「藤沢周平の世界」を楽しみに
「藤沢周平の世界」の配本を毎週楽しみにしています。
あらすじの紹介や情景をよく醸し出す写真もさることながら、とりわけ良いと思うのが優れた読み手によるエッセー(「○○が読む」)。ぼくは、藤沢さんの作品はとにかく実際に(できれば)繰り返し読むのが一番で、下手な解説は不要と思っているけれど、このシリーズについては味読・熟読していますよ。
たとえば「09」号ではあさのあつこさん。ぼくは知らないけれど、そういえば娘が読んでいたな、という作家。彼女の文章はアツかった。
藤沢作品が好きで、好きで、読み続け、読み直し、読み漁り、いつの間にかその大半を読み尽くしていることに気がついたとき、私は少なからず慌てた。……すべての作品を読んでしまったら、もう後がないじゃないの……。

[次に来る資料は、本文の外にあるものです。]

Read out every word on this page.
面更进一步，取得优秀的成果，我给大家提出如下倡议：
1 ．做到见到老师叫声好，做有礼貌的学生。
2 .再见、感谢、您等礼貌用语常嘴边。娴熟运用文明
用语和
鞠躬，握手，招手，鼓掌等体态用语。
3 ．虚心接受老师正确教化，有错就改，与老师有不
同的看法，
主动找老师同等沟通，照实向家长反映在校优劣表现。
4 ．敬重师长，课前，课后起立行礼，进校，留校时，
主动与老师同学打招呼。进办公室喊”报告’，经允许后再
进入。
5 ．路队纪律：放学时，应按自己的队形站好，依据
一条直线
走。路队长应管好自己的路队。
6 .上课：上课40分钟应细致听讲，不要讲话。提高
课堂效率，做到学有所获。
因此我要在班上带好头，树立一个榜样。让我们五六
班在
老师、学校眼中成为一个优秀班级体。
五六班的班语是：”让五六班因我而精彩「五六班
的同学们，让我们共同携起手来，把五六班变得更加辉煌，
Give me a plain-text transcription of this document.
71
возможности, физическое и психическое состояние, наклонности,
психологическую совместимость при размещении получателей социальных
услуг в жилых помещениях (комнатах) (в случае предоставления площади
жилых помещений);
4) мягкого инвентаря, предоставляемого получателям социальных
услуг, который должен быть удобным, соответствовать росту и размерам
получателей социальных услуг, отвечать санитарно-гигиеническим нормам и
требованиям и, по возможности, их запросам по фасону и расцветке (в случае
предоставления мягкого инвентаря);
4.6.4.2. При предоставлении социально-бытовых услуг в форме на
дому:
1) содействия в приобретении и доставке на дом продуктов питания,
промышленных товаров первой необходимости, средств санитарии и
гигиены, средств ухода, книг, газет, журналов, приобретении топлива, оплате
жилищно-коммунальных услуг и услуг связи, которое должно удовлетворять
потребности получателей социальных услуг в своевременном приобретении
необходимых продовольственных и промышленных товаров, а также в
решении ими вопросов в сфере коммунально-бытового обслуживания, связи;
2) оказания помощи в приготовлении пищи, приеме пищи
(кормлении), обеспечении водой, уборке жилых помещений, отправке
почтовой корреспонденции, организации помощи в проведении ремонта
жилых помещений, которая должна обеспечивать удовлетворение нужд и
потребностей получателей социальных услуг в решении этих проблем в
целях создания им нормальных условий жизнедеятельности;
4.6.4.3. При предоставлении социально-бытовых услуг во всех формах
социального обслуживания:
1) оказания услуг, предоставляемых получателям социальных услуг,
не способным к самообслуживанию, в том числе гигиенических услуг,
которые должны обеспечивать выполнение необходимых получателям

『風の果て』はそんな貴重な読み残しの一冊。読み終えてのち、あさのさんは「幸福」を実感します。
それにしても……と、わたしは目を開け、考える。とうとう『風の果て』を読んでしまったんだ。満たされながら切ない。また涙が出そうになる。そのくせ、心身に力が宿っている。読む前よりずっと強く宿っている。
これは批評や分析の類いではありません。彼女のこころの共鳴であり、それはまたぼくたち自身のそれでもあり、だからうれしいのです。